Мисс Велтон завладела его вниманием с того момента, как он увидел ее платье. Именно это роскошное платье поначалу привлекло его внимание, но теперь он заметил и ее. И это было очень странно. До сегодняшнего дня она казалась абсолютно незаметной. Конечно, он хорошо ее знал. Она дружила с сестрой Престона, и ее родители были соседями Бортов в Сассексе. Она выходила в свет в течение нескольких сезонов, и время от времени их пути пересекались на шумных светских раутах в Лондоне. Его всегда поражало ее стремление оставаться незаметной. И он и не замечал ее. До сегодняшнего вечера.
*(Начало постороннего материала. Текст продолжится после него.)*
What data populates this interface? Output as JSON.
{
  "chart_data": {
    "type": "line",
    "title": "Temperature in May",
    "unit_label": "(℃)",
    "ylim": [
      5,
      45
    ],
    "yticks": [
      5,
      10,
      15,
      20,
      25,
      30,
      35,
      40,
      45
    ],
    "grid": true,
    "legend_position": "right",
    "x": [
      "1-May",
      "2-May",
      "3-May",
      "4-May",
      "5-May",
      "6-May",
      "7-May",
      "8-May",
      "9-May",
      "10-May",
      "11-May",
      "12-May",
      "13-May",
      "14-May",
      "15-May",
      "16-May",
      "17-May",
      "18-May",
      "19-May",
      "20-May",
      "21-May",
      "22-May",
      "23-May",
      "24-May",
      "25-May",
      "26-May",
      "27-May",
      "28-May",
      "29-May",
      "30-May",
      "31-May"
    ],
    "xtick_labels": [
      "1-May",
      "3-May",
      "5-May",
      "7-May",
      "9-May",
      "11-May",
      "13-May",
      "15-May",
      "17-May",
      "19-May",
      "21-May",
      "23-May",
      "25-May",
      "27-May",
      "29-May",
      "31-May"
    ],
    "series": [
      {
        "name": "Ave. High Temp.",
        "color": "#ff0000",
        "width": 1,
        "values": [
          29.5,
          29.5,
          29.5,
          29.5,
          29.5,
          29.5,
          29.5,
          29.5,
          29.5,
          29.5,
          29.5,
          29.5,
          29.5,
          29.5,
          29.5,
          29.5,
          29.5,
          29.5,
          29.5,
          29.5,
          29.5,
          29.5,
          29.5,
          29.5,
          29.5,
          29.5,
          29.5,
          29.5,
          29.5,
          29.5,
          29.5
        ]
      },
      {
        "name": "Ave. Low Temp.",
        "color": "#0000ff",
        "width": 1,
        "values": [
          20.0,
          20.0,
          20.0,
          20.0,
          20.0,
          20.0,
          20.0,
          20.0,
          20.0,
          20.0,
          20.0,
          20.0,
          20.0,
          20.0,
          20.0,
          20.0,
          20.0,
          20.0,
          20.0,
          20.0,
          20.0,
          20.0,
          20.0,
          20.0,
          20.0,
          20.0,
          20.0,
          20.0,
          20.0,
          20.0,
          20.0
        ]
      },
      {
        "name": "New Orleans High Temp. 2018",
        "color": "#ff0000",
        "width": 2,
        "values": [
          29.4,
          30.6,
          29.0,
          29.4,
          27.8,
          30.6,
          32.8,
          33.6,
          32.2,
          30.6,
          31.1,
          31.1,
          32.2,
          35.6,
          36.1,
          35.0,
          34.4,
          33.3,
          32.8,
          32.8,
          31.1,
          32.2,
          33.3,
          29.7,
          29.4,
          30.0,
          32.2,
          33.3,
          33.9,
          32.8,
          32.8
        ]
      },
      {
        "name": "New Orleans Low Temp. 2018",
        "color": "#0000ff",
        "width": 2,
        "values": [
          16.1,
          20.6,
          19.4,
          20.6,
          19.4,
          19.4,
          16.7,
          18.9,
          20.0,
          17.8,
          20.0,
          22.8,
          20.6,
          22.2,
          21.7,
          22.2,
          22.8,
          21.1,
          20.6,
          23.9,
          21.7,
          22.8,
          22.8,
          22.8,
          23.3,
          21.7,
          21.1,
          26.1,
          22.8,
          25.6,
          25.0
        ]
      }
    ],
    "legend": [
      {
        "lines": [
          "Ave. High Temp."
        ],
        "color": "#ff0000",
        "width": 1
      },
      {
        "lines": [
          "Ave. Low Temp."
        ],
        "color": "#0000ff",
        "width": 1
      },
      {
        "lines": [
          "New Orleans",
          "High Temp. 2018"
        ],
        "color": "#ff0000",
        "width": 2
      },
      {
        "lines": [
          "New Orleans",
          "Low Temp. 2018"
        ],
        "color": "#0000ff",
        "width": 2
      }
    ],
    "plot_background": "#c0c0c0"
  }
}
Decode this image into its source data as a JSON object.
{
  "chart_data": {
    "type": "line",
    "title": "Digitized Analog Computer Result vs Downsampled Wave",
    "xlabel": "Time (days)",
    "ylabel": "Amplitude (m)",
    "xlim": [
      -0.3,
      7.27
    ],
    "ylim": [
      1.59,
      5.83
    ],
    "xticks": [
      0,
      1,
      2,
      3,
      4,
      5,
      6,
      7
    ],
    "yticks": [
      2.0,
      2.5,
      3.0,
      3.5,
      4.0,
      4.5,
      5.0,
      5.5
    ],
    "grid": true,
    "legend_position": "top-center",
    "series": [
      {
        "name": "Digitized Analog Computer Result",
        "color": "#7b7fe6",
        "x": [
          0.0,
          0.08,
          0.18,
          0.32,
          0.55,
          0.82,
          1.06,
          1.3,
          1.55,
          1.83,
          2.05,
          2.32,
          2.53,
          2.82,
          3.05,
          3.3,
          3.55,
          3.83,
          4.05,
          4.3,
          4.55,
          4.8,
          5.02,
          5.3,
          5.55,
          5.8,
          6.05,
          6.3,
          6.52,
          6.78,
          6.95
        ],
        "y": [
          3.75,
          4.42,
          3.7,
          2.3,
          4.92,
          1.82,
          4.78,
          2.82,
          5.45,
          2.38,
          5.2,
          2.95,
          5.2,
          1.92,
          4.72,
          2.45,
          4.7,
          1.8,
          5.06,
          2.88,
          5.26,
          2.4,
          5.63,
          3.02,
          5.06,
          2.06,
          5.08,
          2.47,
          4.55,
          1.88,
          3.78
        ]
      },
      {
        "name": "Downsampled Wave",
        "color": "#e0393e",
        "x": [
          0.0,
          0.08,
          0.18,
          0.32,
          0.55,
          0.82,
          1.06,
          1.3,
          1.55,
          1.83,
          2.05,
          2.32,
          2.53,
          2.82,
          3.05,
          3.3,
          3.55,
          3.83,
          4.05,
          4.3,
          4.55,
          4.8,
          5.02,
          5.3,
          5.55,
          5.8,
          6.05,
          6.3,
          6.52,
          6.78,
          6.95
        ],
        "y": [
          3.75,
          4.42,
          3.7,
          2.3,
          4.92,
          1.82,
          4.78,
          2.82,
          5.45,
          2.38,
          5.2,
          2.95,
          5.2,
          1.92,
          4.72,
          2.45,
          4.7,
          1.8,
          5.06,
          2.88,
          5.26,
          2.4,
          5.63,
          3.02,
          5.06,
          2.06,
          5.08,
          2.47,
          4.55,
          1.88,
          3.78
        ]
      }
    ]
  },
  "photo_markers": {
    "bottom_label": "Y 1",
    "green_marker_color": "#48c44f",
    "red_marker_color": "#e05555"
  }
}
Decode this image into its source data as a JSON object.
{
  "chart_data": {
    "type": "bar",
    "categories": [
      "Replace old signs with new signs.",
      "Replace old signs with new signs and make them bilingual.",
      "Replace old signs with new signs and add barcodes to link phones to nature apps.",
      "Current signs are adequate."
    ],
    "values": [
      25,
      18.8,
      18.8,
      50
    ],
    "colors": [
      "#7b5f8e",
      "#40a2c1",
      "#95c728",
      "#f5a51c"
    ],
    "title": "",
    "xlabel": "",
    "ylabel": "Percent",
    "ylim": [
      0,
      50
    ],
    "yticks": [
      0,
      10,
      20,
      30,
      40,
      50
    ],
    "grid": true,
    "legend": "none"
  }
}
Сегодня мисс Велтон казалась совершенно другой. Она вела себя с большим достоинством, но произвела несомненный фурор, появившись в этом голубом платье. Он не сомневался, что дамы наверняка нашли бы для этого оттенка другое, более интересное описание, чем просто голубой цвет. Но для него этот цвет был голубым, цветом летнего английского неба, и на ней он смотрелся сногсшибательно. Определенно женщина, желавшая остаться незаметной, не появилась бы в таком платье. Вероятно, мисс Велтон таким образом хотела объявить, что в этом сезоне начинает серьезную охоту на мужа или, возможно, у нее уже появился кандидат.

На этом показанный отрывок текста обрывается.